The Goodspeed-at-Chester/Norma Terris 2000 season also includes, as previously reported, world premieres of Dorian (based on "The Picture of Dorian Gray") May 11-June 4 and Summer of '42 (based on the coming of-age film) Aug. 10-Sept. 3.
*
The original Broadway production of Dear World, directed and choreographed by Joe Layton and produced by Alexander H. Cohen, opened Feb. 6, 1969, at the Mark Hellinger Theatre and ran only 132 performances, but Angela Lansbury won a Tony Award for playing Countess Aurelia, a Parisian eccentric who embraces love and shuns the modern world.
The show reunited Lansbury with her Mame authors. Herman's score is filled with love songs and marches, and many consider the work his most sophisticated.
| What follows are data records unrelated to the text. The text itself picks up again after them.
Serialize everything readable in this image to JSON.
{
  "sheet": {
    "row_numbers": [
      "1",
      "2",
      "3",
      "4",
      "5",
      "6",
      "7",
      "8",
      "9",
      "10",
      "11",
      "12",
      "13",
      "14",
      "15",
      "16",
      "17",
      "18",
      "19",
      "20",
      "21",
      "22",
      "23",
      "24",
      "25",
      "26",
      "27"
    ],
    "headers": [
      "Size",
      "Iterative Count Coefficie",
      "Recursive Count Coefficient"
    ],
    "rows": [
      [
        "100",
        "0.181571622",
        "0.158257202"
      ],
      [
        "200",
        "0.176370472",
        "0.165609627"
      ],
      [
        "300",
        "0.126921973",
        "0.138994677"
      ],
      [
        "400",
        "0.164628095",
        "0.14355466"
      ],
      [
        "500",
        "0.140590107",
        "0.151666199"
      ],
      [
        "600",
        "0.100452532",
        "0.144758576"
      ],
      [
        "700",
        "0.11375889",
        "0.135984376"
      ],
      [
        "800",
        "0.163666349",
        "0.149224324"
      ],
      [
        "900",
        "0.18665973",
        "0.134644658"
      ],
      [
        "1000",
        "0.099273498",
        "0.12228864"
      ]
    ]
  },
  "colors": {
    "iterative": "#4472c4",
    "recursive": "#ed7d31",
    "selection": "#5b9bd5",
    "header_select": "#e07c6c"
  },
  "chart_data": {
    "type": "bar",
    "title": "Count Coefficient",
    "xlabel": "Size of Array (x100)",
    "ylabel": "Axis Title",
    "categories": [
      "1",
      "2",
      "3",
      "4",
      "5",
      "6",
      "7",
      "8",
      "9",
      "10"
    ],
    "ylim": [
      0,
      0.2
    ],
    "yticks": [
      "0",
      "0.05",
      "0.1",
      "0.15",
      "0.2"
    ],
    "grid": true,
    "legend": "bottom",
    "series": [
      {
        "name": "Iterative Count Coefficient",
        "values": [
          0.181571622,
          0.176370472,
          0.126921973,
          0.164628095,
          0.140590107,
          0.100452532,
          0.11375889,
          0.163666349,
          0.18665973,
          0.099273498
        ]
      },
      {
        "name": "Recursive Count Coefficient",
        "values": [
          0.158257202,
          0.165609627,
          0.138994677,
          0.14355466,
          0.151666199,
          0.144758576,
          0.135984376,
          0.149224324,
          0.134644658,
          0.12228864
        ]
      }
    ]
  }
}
Songs include "And I Was Beautiful," "I Don't Want To Know," "I've Never Said I Love You," "Kiss Her Now," "One Person," the title tune, and more.
*
The 1998 Roundabout reading included Rivera as Countess Aurelia, Debra (The Time of the Cuckoo) Monk and Madeline (The Sisters Rosensweig) Kahn as Gabrielle and Constance, the other two madwomen originated by Jane Connell and Carmen Matthews, and Audra (Marie Christine) MacDonald in the Pamela Hall part of Nina. In Milo O'Shea's role of Sewerman was Alfred Molina (Art).